If you want to sprinkle sesame seeds or everything bagel topping on your bagels before baking, brush the boiled bagels with a little beaten egg white beforehand — the albumen will help the topping stick.

Bagels

Yield: 10 to 12 bagels. Time: 4 to 16 hours, mostly unattended

4 cups all-purpose flour

2 1/4 teaspoons instant yeast or one 1/4-ounce packet active dry yeast

2 teaspoons salt

1/4 cup barley malt syrup

Oil for greasing the bowl and pan

Combine the flour, yeast, and salt in a large bowl. Add 1 1/2 cups warm water — about the same temperature as the inside of your wrist — and 2 tablespoons of the barley malt syrup. Stir with the dough-hook attachment of a stand mixer or by hand until combined.

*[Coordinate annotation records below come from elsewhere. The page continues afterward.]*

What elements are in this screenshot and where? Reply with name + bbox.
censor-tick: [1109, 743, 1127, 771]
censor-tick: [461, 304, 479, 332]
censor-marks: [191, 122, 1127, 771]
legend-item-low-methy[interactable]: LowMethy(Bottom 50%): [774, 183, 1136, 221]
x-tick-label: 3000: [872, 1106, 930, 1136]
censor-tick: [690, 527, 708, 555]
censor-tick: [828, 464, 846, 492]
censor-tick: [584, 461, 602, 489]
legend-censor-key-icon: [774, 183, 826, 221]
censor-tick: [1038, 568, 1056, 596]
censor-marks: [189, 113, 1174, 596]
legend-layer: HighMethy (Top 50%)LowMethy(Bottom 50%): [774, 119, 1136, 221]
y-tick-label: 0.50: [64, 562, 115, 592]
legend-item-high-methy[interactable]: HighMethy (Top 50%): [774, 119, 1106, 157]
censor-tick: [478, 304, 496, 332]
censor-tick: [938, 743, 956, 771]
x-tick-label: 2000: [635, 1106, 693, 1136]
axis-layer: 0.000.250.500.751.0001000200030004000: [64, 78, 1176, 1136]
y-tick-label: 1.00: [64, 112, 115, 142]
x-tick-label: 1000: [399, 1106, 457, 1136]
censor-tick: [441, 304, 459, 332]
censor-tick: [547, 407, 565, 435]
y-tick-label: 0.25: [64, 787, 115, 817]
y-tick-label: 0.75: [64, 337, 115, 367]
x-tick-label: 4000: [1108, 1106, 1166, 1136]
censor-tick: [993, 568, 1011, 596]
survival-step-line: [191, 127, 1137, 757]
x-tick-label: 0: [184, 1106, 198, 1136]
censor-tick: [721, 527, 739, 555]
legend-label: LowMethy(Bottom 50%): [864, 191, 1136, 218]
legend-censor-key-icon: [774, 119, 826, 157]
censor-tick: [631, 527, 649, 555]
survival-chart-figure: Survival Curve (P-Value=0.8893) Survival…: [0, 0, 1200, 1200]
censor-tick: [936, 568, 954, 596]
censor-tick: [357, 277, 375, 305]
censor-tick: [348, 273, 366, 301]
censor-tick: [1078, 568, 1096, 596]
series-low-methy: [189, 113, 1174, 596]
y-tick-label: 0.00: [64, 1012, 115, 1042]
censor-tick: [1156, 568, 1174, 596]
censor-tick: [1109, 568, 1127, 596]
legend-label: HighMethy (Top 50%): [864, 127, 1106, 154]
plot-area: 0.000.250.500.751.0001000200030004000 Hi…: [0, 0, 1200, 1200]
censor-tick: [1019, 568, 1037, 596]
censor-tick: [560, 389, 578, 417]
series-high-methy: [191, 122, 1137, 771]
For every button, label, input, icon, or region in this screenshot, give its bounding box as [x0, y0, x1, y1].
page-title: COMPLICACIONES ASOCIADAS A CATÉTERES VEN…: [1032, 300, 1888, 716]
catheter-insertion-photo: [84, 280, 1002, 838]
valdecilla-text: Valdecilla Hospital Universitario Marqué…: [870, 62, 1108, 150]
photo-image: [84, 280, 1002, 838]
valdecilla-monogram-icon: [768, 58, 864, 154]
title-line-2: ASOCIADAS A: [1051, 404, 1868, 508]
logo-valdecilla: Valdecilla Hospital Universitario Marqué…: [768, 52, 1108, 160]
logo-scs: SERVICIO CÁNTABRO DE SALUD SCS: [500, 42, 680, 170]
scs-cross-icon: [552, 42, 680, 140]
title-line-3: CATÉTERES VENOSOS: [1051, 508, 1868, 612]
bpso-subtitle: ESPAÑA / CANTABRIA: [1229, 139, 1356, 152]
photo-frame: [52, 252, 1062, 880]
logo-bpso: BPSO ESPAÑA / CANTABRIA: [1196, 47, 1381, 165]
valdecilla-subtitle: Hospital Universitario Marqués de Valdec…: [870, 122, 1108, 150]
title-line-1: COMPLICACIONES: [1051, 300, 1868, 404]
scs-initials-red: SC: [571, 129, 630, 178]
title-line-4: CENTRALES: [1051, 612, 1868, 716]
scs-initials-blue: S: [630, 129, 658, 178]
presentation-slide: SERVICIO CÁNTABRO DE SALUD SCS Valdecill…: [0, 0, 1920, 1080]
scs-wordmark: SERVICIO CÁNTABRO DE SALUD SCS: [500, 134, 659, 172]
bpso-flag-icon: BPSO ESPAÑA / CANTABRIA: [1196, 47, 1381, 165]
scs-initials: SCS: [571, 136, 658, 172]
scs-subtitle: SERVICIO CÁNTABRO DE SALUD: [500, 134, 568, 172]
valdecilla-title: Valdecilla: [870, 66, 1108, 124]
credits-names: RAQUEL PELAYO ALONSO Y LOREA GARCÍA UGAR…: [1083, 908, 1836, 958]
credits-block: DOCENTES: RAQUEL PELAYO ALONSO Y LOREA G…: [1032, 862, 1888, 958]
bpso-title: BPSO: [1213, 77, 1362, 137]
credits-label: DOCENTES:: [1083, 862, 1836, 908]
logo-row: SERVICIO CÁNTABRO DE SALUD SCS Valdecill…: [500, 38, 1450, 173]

Knead the dough with the dough-hook attachment of a stand mixer or by hand until it feels smooth and elastic, about 10 minutes, adding flour as necessary to keep the dough from sticking. Grease a large bowl (it’s fine to use the same one you mixed the dough in), add the dough, and turn it over to coat it lightly with oil or butter. Cover the bowl with a clean kitchen towel or plastic wrap, put it in a warm place, and let the dough rise until doubled in size, at least 1 hour and preferably overnight.

Grease a baking sheet with oil. Punch down the dough, then scoop about 1/3 cup of it into your hand, shape it into a 4-inch ring, and put it on the baking sheet. Repeat with the remaining dough. Cover the baking sheet with plastic wrap, put it in a warm place, and let the dough rise until doubled in size, about 1 hour.

Heat the oven to 425 degrees F, and put 6 cups of water in a large pot over high heat. When it boils, add the remaining 2 tablespoons barley malt syrup and adjust the heat so it simmers steadily. Add three or four of the bagels to the boiling water and cook, turning once, until they are firm and golden, 1 1/2 to 2 minutes. Remove the bagels from the pot with a slotted spoon and return them to the baking sheet. Repeat with the remaining uncooked bagels.

Bake the bagels until they are evenly browned, 25 to 30 minutes. Serve warm.